In October 2011, the Department of Defense issued a report that "provides compelling evidence that climate change impacts are observable, measureable, real and having both near and long-term consequences. . . ." The report stated that the Defense Department recognizes that "climate change has the potential for significant impacts on all three of the basic elements important to national and international security - defense, diplomacy, and economics."

We know climate change is a real threat, and we must act now. Although much more needs to be done, we have begun to address the problem. For example, President Obama and my own State of California are continuing to move forward with specific measures that are already reducing harmful pollution.

California has an initiative to install one million solar roofs, and this source of renewable energy will help meet the state's electricity needs.

California is also taking important steps to reduce pollution that contributes to climate change. In October 2011, California's Air Resources Board moved forward with a landmark program to reduce greenhouse gas emissions.

A few well-funded special interests sought to overturn this initiative, but over 60 % of California voters rejected these efforts after scientists, doctors, and health experts made clear that we couldn't afford to turn our backs on this dangerous threat.

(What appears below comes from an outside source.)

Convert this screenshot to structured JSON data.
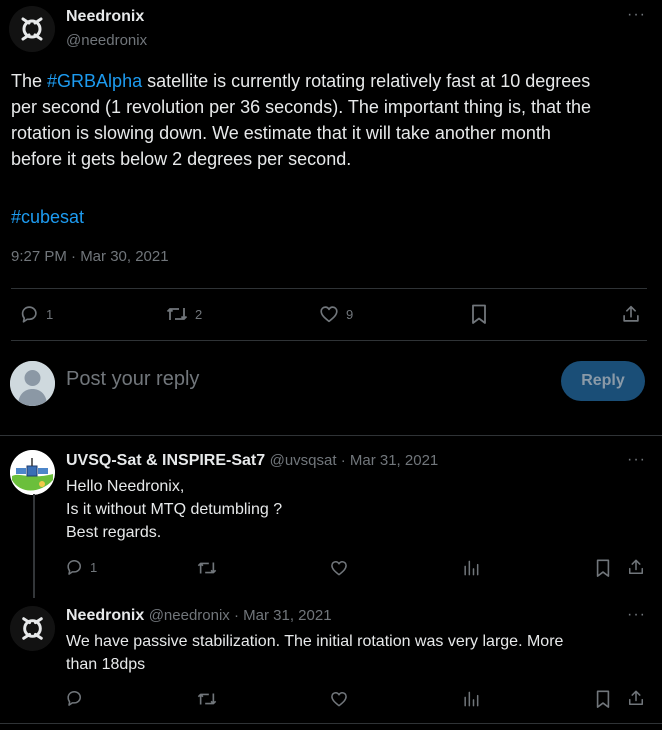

The Obama administration is cutting greenhouse gases by requiring car companies to increase the fuel economy for cars and trucks. These new standards will help to reduce over 6 billion metric tons of emissions while saving consumers $1.7 trillion dollars.

They have also stepped up with policies designed to move toward clean energy and energy efficiency.

As Chairman of the Senate Environment and Public Works Committee, I reaffirm my commitment to work as hard as I can to reduce the dangerous air pollution that causes climate change and harms the health and safety of people around the world.

I was pleased to address a group of religious leaders who met last week in Washington to point out the morality of addressing the climate cause.

Yesterday, I joined 15 of my colleagues in the Senate on a letter to Secretary of State Clinton supporting a strong and ambitious outcome from the summit in Durban.

So good things are happening, but not enough good things.

The nations of the world must work together to solve this problem, and I call on those gathered in Durban to work toward an international effort to reduce greenhouse gas emissions with transparency and accountability.

I also hope delegates will make significant progress on generating additional public and private sources of climate financing that will support efforts to reduce emissions.

I want to conclude by saying that the evidence is clear and overwhelming that climate change is a significant threat to our planet. The time for talk alone has passed, and the need for action is now.

It is our moral obligation and legislative responsibility to address this enormous global challenge. I pledge to do everything I can to stand up to climate change deniers, to shine a light on the truth, and to build support for taking common-sense steps to address this critical global problem.

I wish you the best in Durban as you enter the final days of negotiation and stand ready to help in any way possible.